The market crash in my early youth in the late 80s and the hectic end of the 90s ending in the dot-com bubble in the early 2000s have all influenced the way I view the markets today. I believe that the essence of understanding the market is actually the fact that much of the dynamics or rules of the market are constant in time. But which ones dominate the outcome at each given time is what changes. The market is not only a massive amount of data but also a product of rules, and understanding the rules together with the data can give one a good enough idea of the state and nature of the market. In the end, from a huge number of rules, only a handful typically dominate at any one time.

Experience matters because there exists a lot of investing wisdom that cannot be written as a hypothesis that could be tested, proven to be right, and written as a theory. The definition of theory is so rigid that, for example, housing crashes or bond market crashes don’t occur frequently enough for theories linked to them to be reliably tested. My investment strategy is based on the wisdom that a true diversification will eventually offer a high return relative to risk. This occurs only when investments are diversified into stocks, bonds, real estate, insurance-linked securities, and alternative investments. Only time will tell how much excess return these uncorrelated (and less correlated) investments that improve buying power in recessions will generate. It cannot be tested accurately beforehand. True diversification has been used globally with successful results, for example with investments in U.S. Treasury bonds, gold, and the Swiss franc. This can be proven a posteriori, but is it the most efficient mode of diversification anymore?
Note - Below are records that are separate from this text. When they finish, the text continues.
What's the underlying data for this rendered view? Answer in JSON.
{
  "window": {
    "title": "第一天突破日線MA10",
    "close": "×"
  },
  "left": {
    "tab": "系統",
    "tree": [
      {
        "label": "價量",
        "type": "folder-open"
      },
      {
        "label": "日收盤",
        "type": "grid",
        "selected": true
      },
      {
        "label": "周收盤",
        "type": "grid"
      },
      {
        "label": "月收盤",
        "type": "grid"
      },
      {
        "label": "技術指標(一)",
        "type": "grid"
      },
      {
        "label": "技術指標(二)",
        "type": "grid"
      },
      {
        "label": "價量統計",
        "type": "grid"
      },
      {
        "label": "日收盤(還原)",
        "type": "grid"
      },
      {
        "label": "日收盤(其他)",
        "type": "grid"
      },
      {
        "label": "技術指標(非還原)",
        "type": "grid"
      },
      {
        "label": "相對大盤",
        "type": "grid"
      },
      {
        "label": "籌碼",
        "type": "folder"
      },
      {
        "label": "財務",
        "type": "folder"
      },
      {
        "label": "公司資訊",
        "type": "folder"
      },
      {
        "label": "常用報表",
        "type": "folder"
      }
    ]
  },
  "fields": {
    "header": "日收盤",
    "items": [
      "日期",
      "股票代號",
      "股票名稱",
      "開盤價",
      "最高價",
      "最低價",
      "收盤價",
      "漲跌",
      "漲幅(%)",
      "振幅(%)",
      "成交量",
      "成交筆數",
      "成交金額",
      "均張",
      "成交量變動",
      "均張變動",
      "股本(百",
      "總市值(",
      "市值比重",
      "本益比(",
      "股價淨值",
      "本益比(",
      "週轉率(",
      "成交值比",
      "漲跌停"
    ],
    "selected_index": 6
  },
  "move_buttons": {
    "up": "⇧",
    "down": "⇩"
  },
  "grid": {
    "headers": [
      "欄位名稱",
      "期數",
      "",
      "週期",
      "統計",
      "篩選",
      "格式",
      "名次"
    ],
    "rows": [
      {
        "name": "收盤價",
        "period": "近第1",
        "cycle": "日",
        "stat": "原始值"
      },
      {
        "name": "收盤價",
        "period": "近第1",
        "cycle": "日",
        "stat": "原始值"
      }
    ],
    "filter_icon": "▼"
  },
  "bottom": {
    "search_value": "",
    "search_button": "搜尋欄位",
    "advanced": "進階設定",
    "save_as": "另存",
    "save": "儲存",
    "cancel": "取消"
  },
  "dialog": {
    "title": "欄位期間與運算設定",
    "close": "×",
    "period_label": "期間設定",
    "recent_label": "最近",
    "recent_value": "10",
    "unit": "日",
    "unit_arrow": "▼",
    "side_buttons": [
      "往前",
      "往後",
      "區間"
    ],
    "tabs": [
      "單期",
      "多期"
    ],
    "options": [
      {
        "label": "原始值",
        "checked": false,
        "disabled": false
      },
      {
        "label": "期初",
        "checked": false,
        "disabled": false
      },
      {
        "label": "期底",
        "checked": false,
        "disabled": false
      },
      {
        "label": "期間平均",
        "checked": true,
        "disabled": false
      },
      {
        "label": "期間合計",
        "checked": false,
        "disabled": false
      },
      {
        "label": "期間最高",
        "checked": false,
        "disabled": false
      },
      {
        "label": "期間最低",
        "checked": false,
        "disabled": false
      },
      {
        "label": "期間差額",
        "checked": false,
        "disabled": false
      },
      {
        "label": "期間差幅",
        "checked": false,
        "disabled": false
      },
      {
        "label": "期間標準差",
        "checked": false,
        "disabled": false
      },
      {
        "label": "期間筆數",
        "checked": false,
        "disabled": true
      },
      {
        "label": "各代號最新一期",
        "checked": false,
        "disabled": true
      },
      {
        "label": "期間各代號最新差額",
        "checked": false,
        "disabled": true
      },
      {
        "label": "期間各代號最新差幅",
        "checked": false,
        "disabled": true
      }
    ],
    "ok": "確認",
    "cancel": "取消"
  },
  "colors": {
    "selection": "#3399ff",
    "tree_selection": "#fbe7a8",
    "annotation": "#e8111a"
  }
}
Understanding the importance of diversification and its mechanisms gives us an opportunity to improve diversification even though it might not be tested and written as a theory.
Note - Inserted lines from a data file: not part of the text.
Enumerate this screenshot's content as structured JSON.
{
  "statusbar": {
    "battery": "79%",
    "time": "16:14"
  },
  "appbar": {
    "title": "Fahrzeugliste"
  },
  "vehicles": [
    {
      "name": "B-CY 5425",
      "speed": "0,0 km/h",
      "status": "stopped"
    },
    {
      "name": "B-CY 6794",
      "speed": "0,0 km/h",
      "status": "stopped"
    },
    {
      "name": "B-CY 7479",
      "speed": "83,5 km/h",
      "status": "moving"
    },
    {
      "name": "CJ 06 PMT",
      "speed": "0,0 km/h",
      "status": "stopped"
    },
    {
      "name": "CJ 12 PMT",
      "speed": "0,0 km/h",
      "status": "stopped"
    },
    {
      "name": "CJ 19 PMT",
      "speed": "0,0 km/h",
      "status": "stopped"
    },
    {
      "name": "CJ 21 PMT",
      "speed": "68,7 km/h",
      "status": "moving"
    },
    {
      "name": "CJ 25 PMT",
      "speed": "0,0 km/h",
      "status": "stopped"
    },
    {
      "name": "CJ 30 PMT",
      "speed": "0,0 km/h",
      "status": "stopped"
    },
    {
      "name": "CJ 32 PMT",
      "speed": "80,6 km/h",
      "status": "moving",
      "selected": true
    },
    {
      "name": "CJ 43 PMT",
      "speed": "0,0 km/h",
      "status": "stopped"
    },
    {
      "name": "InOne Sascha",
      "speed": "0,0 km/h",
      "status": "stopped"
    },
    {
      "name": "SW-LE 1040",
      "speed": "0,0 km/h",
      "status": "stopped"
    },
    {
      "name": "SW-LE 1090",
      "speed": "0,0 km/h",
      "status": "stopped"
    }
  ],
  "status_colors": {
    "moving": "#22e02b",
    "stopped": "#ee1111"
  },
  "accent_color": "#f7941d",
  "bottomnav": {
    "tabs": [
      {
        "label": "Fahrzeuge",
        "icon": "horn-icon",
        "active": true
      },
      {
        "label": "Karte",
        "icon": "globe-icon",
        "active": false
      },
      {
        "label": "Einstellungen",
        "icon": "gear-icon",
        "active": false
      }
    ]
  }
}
I barely have any resistance to change, which makes it easier to have an objective approach to changes in portfolio allocation. Excess returns can be achieved from many different kind of sources when one only learns to keep one’s eyes open. For example, the HCP Focus strategy’s stocks are mainly the kind of stocks that I had considered to be overvalued, just because I didn’t understand the companies’ 25-year trend. Similarly, the small cap companies in the HCP Quant strategy don’t allow large players to invest in them due to lack of liquidity, and only a few smaller investors have the knowhow that we do to perform an extensive fundamental analysis of several companies simultaneously. Cyclicality, which is the Achilles’ heel of HCP Quant and HCP Focus, is balanced by managing HCP Black so that it has enough uncorrelated investments like insurance-linked securities.
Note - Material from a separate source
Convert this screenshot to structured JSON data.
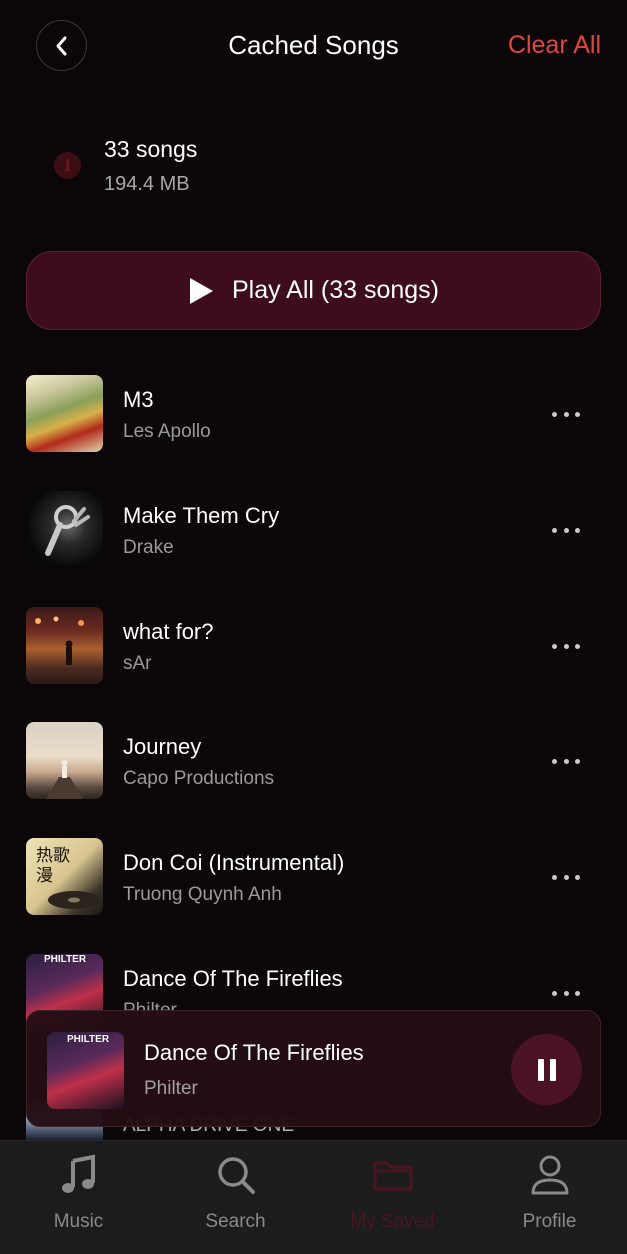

Finally, to achieve excess returns, my key role at HCP is to facilitate our team in a way that investing wisdom can develop inside the company. My long background and intensive approach to investing and its dynamics result in a mature understanding of the field. If a stock price is increasing in its domestic currency, it’s not worth much if people are losing their trust in the currency’s ability to maintain its purchasing power. A new headline about a natural disaster doesn’t increase the probability of the next natural disaster, but it most likely increases the return from carrying insurance risk in the future. Even the smallest return is valuable, especially if it is uncorrelated with the market, because it enables a safer investing in equities, which have the highest return potential. The most valuable asset of an investment professional is the freedom to work in peace and, for my part, I make sure that the best people in our team can do what they are best at in the market. The outcome of this way of working is a successful customer and, as a result, successful wealth management.